His arrival, disturbing my concentration on essential work needing to be done, made me a reluctant giver. His departure made work impossible as I dealt with the turbulent feelings that had emerged. Why, I asked myself, was this encounter so unsatisfactory? Even more, why does so much of our giving and receiving-from foreign aid, to welfare, to assisting the stranger traveling through, to helping a family member or friend-sour us?
Only when I began to think of my own resistance to being 'helped' by others did I begin to understand the treacherous dynamic in giving and receiving. Simply put, I do not want to be helped. The small child still obstinately announces, "I want to do it myself!"

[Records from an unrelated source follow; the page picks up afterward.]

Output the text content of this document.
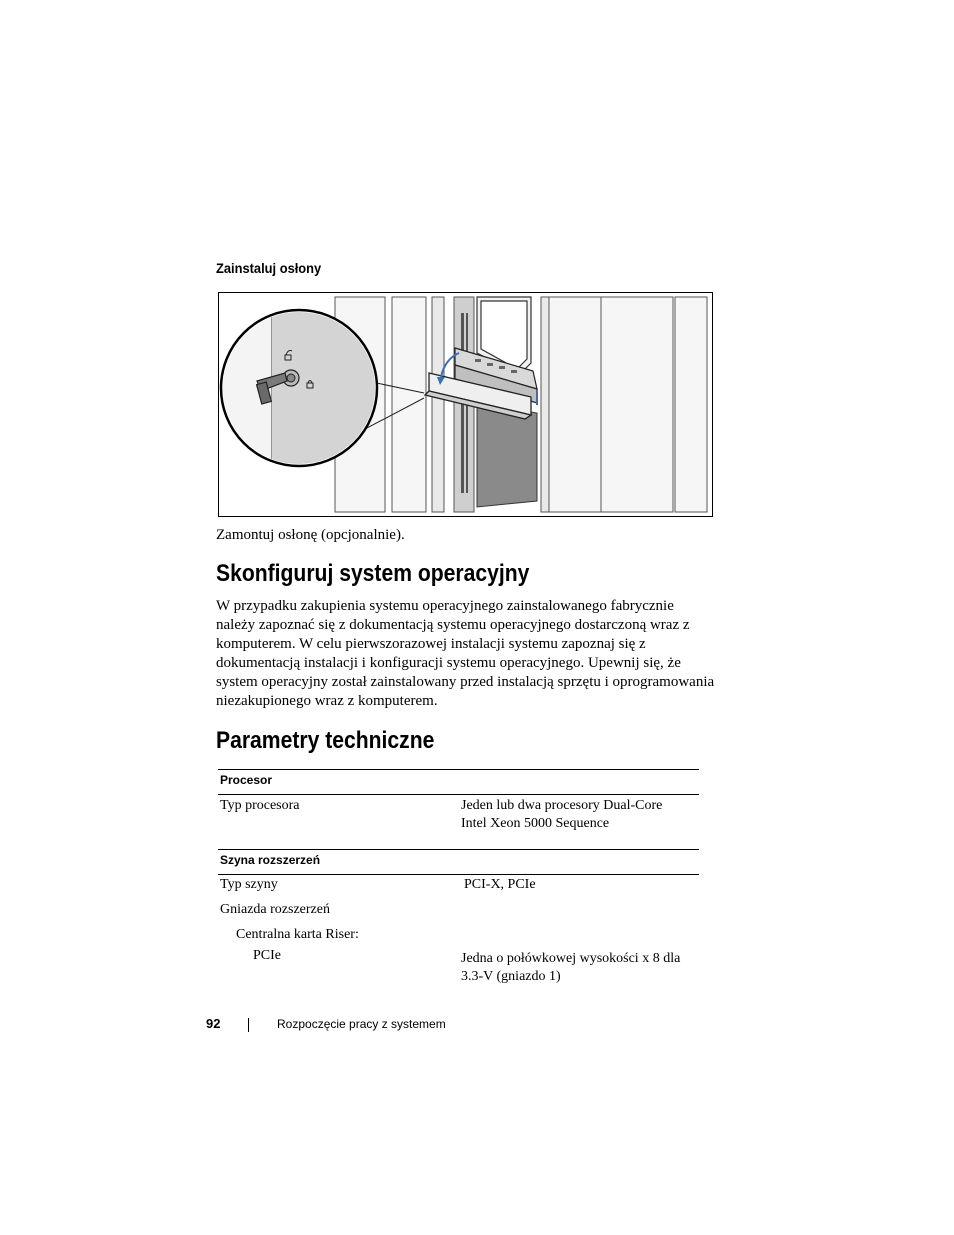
Zainstaluj osłony
Zamontuj osłonę (opcjonalnie).
Skonfiguruj system operacyjny
W przypadku zakupienia systemu operacyjnego zainstalowanego fabrycznie należy zapoznać się z dokumentacją systemu operacyjnego dostarczoną wraz z komputerem. W celu pierwszorazowej instalacji systemu zapoznaj się z dokumentacją instalacji i konfiguracji systemu operacyjnego. Upewnij się, że system operacyjny został zainstalowany przed instalacją sprzętu i oprogramowania niezakupionego wraz z komputerem.
Parametry techniczne
Procesor
Typ procesora	Jeden lub dwa procesory Dual-Core
Intel Xeon 5000 Sequence
Szyna rozszerzeń
Typ szyny	PCI-X, PCIe
Gniazda rozszerzeń
Centralna karta Riser:
PCIe	Jedna o połówkowej wysokości x 8 dla
3.3-V (gniazdo 1)
92	Rozpoczęcie pracy z systemem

I am reluctant to admit to myself, much less to another person, that something is wrong or lacking in me that I can't correct, and experience tells me that along with the gift from another comes advice, disapproval or disdain. Also, being in debt to another often leads to a changed relationship. If my experience is true of others, giving and taking help is a minefield of large dimensions.
It turns out that it is the attitude and motive of the giver that is the key to healthy giving and receiving. For the giver has to overcome the natural resistance of the person being helped, even when the help is asked for, as well as the desire to deal with feelings of power or control in the relationship. Can, for example, financial help be given by parents to an adult child without 'parental advice?' The poet James Russell Lowell has a wonderful line: "the gift without the giver is bare."
Of course, the traveler could sense my unhappiness at being disturbed. Certainly, he could detect a sliver of skepticism borne in my mind from numerous other persons over the years stopping for help. Thus, his begrudging gratitude.
Genuine giving must be done with discretion and wisdom. There are a lot of frauds, scam artists, and people lazy enough to live off others. Supporting them is not a wise thing to do. But, along with the wisdom of discrimination, I need to better learn the wisdom of sensitive giving.
Still, having considered the difficulties of giving and
receiving, I would rather err on the side of giving wrongly than
not helping at all. Purity of heart in giving and receiving is,
as in other areas of life, hard to come by.